Albert Pawson

Personal information
- Full name: Albert Guy Pawson
- Born: 30 May 1888 Bramley, West Yorkshire
- Died: 25 February 1986 (aged 97) Lamerton, Devon
- Batting: Right-handed
- Role: Batsman/wicket-keeper

Domestic team information
- 1908–1911: Oxford University
- 1908: Worcestershire
- FC debut: 28 May 1908 Oxford University v Gentlemen of England
- Last FC: 5 July 1911 Oxford University v Cambridge University

Career statistics
| Competition | First-class |
| Matches | 28 |
| Runs scored | 448 |
| Batting average | 12.10 |
| 100s/50s | 0/0 |
| Top score | 44* |
| Catches/stumpings | 30/16 |
- Source: CricInfo, 12 September 2007

= Guy Pawson =

Albert Guy Pawson (30 May 1888 – 25 February 1986) was a British colonial administrator who incidentally happened to play a few first-class cricket games while at university.

He was educated at Winchester College and Christ Church, Oxford, and most of his matches were for the Oxford University cricket side, but he did make one appearance in county cricket, playing for Worcestershire against Oxford in 1908. He also had one game for a combined Oxford and Cambridge Universities team.

He made his first-class debut for Oxford against the Gentlemen of England at The University Parks in May 1908. Pawson played a number of times for Oxford during the following three seasons. His final appearance was in the Varsity Match against Cambridge at Lord's in July 1911.

Two of his relatives played first-class cricket: his son Tony played 69 first-class matches, being capped by Kent in 1946 as well as appearing for Oxford and the Gentlemen, while his brother Arthur played a handful of games for Oxford in 1903.
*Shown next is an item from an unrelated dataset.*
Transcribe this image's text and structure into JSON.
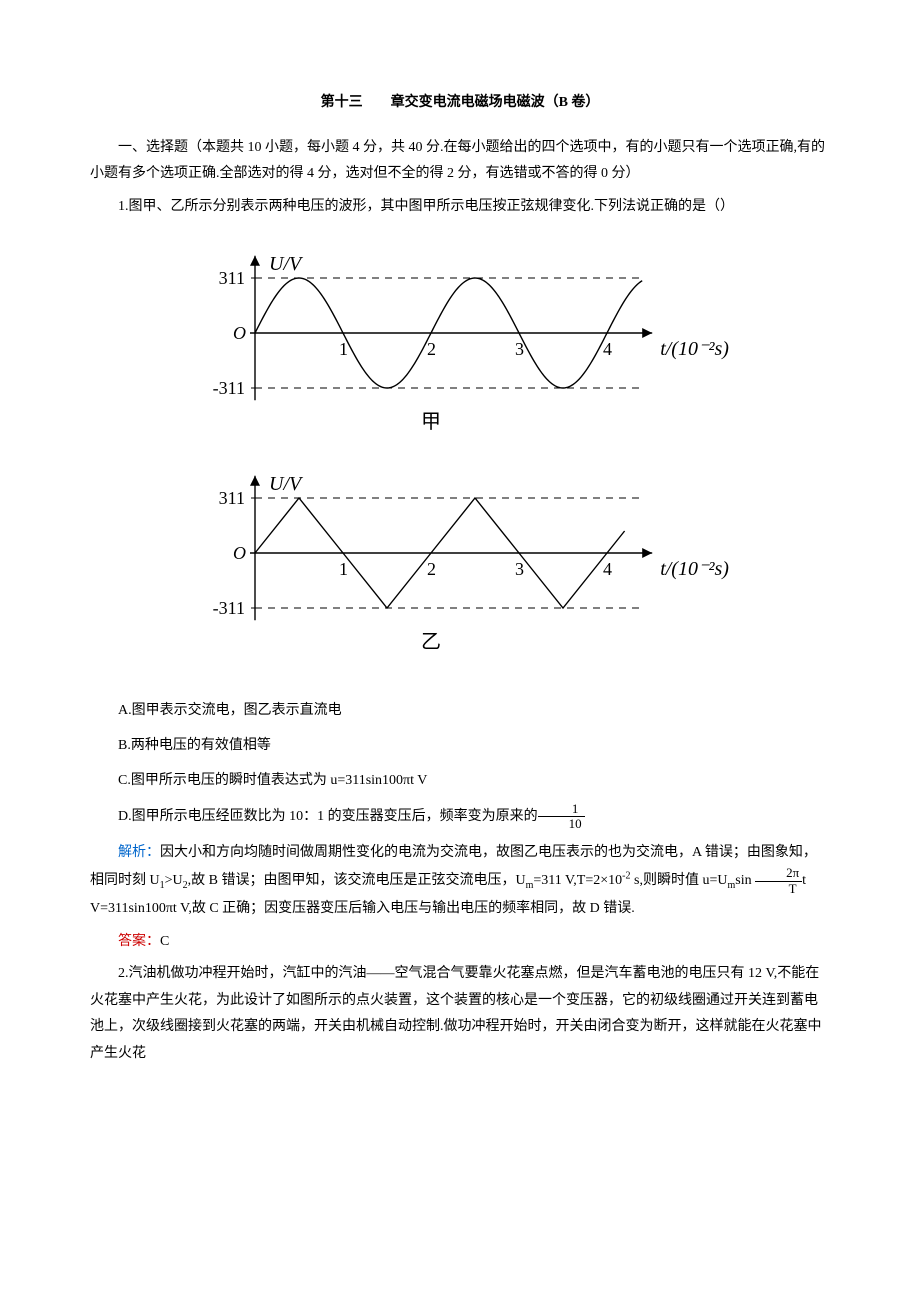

Pawson joined the Sudan Civil Service in 1911 and was Governor of White Nile Province between 1927 and 1931 and of Upper Nile Province from 1931 until 1934. He was Secretary of the International Rubber Regulation Committee between 1934 and 1942, worked at the Colonial Office from 1942 to 1944, then was Secretary of the International Rubber Study Group from 1944 to 1948 and its Secretary-General 1948–60. He was awarded the 4th class of the Order of the Nile in 1924 and appointed CMG in the 1935 New Year Honours.